After a full day of work either on the job or at home, most parents look forward to an evening with some time to unwind. Yes, there will be dinner and dishes, but if you have children in the mix, you’ll have to add in all that goes along with getting those little ones into bed and keeping them still enough for the sleep dust to take effect.
When we only had two children, things were a little more flexible in our home. In fact, it took us a long time to actually have a set bedtime for our boys. Both my husband and I would focus our efforts after dinner to complete projects, and we would continue in that mode until one of us would notice how late it was. Then we would negotiate about who should be on kid duty that night.
Once we added a few more children to our tribe, we became a little more pointed about establishing habits for the bedtime process so that our night would not be ambushed. Through trial and error, we were able to come up with some guidelines that created less stress for the bedtime routine.
- Watch the daytime schedule. With little ones, you may be setting yourself up for failure if you let your children sleep whenever they want. Depending on your child’s age, need for sleep, and his daytime routine, consider shortening that afternoon nap or at least make sure it’s not extending too close to the dinner hour. When your children don’t nap anymore, just be sure they are getting some outside or active time during the day so they are ready for sleep at a reasonable hour. On the other hand, not giving them naps that they need can also push them past the point and make it difficult to get them to settle down. As my daughter-in-law describes it, “Sleep produces sleep.” Don’t be fooled—skipping naps and keeping your kids up later is not going to make them sleep in the next morning! Being short on sleep just makes children tired and less apt to rest. When children are getting enough shut-eye, it makes them sleep sounder.

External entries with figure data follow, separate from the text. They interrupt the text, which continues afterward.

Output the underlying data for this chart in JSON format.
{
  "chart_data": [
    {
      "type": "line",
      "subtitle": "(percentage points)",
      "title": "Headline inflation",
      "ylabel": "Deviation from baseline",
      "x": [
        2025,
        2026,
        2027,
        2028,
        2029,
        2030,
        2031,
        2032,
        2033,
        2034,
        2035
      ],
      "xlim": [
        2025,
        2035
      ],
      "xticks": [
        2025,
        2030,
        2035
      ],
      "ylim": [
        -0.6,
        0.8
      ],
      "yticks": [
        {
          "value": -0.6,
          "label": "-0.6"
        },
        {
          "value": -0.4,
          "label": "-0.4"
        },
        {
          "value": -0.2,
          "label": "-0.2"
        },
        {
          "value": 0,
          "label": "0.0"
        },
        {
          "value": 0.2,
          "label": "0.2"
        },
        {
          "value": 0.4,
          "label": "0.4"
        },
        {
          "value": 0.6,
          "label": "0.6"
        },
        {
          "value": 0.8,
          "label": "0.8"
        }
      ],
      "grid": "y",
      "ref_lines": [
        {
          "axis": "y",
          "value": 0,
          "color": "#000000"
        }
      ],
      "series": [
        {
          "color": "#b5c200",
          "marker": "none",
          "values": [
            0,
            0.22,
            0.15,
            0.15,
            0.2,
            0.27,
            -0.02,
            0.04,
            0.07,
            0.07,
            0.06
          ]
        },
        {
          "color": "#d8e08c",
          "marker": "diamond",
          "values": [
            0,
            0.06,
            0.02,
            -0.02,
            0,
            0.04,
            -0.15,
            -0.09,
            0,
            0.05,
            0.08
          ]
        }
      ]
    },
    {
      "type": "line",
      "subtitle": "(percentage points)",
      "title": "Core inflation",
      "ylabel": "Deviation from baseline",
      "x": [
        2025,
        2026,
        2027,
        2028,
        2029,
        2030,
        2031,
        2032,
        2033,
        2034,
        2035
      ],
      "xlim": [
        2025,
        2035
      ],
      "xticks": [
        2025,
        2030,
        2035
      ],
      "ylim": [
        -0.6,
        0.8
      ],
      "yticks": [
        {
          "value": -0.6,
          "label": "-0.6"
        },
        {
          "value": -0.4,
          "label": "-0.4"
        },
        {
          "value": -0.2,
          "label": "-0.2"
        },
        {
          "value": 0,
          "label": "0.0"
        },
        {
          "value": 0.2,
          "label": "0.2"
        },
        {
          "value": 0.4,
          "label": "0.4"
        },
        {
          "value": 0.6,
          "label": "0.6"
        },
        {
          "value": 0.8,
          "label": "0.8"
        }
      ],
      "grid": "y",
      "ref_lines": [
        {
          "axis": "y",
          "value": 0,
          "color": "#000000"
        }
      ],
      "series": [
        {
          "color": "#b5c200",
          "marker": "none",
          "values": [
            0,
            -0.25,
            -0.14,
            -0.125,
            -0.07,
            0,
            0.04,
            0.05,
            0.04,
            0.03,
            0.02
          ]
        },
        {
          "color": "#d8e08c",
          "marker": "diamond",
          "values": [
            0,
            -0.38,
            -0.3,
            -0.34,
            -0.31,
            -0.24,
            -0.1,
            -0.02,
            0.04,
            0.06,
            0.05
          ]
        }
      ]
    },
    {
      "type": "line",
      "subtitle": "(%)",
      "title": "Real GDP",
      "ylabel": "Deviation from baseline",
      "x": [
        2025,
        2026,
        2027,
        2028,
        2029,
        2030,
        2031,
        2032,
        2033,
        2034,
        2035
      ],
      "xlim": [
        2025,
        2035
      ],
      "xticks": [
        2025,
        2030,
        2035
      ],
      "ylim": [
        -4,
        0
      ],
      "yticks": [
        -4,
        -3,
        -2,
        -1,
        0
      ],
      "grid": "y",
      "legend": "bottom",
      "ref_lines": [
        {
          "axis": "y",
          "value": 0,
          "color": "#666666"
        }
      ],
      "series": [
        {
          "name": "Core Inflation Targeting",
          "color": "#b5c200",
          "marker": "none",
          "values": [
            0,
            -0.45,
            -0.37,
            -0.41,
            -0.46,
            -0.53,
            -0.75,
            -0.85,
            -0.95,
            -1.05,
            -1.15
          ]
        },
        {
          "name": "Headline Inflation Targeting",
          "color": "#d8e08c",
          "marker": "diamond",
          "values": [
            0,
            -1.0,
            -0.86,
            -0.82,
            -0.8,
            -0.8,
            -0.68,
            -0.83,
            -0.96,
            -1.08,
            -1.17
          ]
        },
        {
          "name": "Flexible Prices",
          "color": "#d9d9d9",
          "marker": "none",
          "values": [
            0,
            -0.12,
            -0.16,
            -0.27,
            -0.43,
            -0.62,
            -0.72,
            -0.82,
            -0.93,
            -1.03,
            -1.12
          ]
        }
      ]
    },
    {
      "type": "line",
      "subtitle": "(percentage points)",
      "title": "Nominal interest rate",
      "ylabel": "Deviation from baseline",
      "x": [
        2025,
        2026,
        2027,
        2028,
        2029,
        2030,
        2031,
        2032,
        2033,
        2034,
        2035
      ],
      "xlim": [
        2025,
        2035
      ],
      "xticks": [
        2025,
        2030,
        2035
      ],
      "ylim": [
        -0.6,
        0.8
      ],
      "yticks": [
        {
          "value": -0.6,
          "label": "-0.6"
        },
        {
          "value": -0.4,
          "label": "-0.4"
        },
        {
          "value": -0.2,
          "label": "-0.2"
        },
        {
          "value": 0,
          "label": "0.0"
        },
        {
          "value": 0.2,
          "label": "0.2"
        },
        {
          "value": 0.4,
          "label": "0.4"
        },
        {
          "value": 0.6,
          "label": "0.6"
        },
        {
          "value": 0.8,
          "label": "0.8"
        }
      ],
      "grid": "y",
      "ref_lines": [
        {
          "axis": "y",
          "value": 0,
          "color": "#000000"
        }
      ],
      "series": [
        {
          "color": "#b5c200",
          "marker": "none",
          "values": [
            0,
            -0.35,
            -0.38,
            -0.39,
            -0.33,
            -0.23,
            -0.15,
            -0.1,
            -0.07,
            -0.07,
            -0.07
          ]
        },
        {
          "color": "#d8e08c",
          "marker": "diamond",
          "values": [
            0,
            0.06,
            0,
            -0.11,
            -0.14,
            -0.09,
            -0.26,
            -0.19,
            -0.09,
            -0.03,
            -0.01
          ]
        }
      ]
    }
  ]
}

Have a consistent routine. This begins with having a set bedtime that the child is aware of and will not be arguing about every night. Consistency produces security because of the boundary it provides. Start the procedure about thirty minutes before the actual bedtime. Make sure the child has an opportunity to brush his teeth, get a drink, go to the bathroom—all the usual items that if not done beforehand result in “call backs.” There should also be time available for the child to share his day with you, have a simple back rub, and read a story. The more time you use to prepare your child for sleep, the less chance you’ll hear from him after you’ve shut out the lights.
Reinforce the bedtime routine. Especially when children are younger and just becoming acclimated to a bedtime routine (like when they have recently been switched from a crib to a big bed), this is an opportunity to reward them for staying in their bed. Consequences can come later if the rewards are not effective, but start out being positive and recognizing your child’s choice to cooperate with the routine. We like to reinforce when a child has “no call backs” and stays in bed after lights out. Even if a young child cannot understand the logic involved, he will respond to a reward. Recently, we’ve used quarters for emphasizing the importance of our grandchildren staying put after we’ve said goodnight. A quarter or two are set by their bedside, and if we are called back to their room, we take the quarter. A simple plan, but very effective. The same can be used to train them to stay in bed in the morning until Mom or Dad comes to wake them. Quarters, stars, bonus points all are great ways to build motivation for the child to make the right choice.
At the end of the day, having a few minutes to talk undistracted with your spouse can produce many benefits in your marriage. But in order to do that, you’ve got to have a predictable process to putting your children to bed. Follow a few of these hints, and you will find space in your schedule again—some discretionary time which will be a breath of fresh air as well as give you the recharge time that every parent deserves.